Actuation of single downstream nodes in growth factor network steers immune cell migration.
blue CRY2/CIB1 iLID D. discoideum HL-60 RAW264.7 Signaling cascade control Control of cytoskeleton / cell motility / cell shape
Abstract: Ras signaling is typically associated with cell growth, but not direct regulation of motility or polarity. By optogenetically targeting different nodes in the Ras/PI3K/Akt network in differentiated human HL-60 neutrophils, we abruptly altered protrusive activity, bypassing the chemoattractant receptor/G-protein network. First, global recruitment of active KRas4B/HRas isoforms or a RasGEF, RasGRP4, immediately increased spreading and random motility. Second, activating Ras at the cell rear generated new protrusions, reversed pre-existing polarity, and steered sustained migration in neutrophils or murine RAW 264.7 macrophages. Third, recruiting a RasGAP, RASAL3, to cell fronts extinguished protrusions and changed migration direction.

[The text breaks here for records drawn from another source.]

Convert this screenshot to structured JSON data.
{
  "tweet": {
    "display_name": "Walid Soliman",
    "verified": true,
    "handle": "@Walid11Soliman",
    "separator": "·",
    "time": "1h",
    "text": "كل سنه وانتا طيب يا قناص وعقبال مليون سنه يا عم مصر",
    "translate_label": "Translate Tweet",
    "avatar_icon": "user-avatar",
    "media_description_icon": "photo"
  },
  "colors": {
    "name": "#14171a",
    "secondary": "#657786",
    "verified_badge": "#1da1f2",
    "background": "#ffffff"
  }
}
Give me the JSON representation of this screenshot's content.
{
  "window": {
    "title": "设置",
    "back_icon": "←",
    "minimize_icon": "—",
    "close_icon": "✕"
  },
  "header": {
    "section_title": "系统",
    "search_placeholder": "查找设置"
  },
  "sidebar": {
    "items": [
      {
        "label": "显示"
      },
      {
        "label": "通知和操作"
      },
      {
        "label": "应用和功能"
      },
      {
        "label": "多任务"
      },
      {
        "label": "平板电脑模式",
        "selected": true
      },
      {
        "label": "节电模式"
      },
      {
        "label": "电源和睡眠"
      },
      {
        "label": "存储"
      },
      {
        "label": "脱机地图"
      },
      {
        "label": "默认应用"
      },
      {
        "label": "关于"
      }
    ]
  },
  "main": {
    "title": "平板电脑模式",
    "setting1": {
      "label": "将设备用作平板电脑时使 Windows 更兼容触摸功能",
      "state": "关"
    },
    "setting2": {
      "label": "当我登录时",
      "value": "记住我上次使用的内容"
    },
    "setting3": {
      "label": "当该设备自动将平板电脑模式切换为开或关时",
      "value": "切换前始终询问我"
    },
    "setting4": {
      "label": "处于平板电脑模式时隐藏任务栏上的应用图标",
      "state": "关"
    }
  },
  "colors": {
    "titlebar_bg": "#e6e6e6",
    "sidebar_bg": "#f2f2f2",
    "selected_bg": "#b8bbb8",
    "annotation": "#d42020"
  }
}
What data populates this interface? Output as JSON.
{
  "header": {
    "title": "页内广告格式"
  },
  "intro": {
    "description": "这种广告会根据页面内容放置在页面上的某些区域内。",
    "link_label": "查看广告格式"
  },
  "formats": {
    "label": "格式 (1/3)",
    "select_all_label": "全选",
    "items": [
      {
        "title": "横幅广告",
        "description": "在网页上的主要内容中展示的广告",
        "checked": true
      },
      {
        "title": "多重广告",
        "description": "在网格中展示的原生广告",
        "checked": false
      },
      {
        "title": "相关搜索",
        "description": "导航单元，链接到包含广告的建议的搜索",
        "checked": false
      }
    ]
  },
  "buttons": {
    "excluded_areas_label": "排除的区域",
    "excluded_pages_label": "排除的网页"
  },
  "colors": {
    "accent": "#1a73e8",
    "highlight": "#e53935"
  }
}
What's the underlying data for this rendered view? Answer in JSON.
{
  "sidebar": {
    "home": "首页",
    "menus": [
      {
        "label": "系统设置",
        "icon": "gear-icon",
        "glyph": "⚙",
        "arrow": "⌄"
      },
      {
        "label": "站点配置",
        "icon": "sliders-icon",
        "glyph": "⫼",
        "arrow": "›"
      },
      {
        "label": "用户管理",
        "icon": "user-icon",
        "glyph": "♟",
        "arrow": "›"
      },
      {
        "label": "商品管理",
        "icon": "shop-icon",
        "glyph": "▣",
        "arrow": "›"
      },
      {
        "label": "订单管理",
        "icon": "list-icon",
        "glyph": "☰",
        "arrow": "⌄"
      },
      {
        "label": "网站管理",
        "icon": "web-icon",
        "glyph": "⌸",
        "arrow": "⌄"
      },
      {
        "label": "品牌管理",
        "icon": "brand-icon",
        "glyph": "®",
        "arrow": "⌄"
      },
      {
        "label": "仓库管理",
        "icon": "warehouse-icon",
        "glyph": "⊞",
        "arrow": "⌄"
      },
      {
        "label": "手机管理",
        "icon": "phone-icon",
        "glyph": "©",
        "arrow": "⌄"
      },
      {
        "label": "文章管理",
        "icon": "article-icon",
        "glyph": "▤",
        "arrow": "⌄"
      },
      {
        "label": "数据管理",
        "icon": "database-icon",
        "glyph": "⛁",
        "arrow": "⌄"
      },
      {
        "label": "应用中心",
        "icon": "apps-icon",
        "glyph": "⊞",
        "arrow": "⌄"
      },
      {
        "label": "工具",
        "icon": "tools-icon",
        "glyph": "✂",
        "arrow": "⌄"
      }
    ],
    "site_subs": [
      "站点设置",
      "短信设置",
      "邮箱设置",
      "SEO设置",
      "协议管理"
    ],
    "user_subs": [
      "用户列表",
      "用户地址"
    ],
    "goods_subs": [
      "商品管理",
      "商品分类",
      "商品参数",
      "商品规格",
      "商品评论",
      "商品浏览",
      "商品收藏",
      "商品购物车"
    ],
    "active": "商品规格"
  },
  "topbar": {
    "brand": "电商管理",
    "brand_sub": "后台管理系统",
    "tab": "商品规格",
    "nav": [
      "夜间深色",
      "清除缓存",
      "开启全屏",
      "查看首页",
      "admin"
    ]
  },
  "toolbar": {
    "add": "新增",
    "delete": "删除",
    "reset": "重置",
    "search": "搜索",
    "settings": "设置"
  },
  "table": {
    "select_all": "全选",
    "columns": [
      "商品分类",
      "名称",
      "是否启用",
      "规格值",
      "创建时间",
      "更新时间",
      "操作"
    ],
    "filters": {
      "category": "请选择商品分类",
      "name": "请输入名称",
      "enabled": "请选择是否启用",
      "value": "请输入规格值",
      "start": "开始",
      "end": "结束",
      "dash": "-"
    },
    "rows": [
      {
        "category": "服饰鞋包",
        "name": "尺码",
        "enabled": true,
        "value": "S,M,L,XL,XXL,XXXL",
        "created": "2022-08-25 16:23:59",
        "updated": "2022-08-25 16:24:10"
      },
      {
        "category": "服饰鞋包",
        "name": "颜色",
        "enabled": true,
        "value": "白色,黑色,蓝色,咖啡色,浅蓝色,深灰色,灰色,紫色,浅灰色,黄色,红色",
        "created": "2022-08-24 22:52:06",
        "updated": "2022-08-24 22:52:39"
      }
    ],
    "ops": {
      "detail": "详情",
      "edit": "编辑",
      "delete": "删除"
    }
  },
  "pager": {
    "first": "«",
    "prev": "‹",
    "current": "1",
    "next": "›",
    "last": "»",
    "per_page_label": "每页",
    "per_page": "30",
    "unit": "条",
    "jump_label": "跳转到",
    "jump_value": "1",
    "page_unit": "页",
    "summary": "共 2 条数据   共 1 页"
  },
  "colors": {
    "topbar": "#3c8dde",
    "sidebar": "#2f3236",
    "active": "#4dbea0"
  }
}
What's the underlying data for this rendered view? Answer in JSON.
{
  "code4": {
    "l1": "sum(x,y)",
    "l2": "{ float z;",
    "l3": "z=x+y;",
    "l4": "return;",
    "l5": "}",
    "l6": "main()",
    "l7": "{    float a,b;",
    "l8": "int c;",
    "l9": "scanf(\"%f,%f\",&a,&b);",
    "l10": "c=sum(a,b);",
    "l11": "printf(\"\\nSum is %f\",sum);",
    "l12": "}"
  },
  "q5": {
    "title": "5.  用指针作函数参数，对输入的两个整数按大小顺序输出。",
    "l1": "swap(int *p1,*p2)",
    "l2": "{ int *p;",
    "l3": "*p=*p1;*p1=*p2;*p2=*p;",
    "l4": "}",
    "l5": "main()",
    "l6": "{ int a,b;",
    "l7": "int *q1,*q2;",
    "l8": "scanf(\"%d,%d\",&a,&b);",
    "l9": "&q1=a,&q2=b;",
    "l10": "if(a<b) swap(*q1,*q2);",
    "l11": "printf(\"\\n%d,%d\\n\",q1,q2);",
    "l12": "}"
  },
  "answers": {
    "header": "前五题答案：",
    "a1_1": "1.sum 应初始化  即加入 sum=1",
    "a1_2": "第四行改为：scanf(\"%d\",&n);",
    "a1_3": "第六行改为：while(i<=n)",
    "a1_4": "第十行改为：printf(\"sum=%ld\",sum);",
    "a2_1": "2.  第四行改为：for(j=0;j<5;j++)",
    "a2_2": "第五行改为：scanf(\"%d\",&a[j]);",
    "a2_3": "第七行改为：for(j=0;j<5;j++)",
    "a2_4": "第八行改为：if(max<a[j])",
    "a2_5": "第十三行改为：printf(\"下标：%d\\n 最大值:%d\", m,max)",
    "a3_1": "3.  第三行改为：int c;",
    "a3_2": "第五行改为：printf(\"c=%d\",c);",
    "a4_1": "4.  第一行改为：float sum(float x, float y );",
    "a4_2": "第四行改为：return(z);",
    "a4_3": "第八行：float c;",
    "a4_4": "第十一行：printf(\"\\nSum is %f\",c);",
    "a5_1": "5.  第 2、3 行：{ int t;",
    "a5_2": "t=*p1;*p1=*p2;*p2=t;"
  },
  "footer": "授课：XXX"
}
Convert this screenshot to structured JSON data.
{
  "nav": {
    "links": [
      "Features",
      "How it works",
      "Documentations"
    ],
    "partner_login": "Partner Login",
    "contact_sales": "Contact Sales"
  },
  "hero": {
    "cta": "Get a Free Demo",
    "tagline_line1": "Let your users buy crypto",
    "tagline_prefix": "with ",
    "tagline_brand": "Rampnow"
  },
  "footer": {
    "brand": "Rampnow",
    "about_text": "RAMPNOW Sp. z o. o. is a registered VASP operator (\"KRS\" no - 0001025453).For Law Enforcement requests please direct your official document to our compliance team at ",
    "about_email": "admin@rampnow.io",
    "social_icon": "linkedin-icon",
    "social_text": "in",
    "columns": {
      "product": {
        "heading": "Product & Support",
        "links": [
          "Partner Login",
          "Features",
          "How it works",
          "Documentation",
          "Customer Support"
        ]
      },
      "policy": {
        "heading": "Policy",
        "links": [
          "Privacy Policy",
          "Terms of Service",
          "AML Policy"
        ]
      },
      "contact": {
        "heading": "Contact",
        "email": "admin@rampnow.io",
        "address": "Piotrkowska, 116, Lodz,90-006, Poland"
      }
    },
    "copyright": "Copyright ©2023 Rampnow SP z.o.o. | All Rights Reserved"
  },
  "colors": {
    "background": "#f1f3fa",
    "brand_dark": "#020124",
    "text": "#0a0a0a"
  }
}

Remarkably, persistent RASAL3 recruitment at stable fronts abrogated directed migration in three different chemoattractant gradients. Fourth, local recruitment of the Ras-mTORC2 effector, Akt, in neutrophils or Dictyostelium amoebae generated new protrusions and rearranged pre-existing polarity. Overall, these optogenetic effects were mTORC2-dependent but relatively independent of PI3K. Thus, receptor-independent, local activations of classical growth-control pathways directly control actin assembly, cell shape, and migration modes.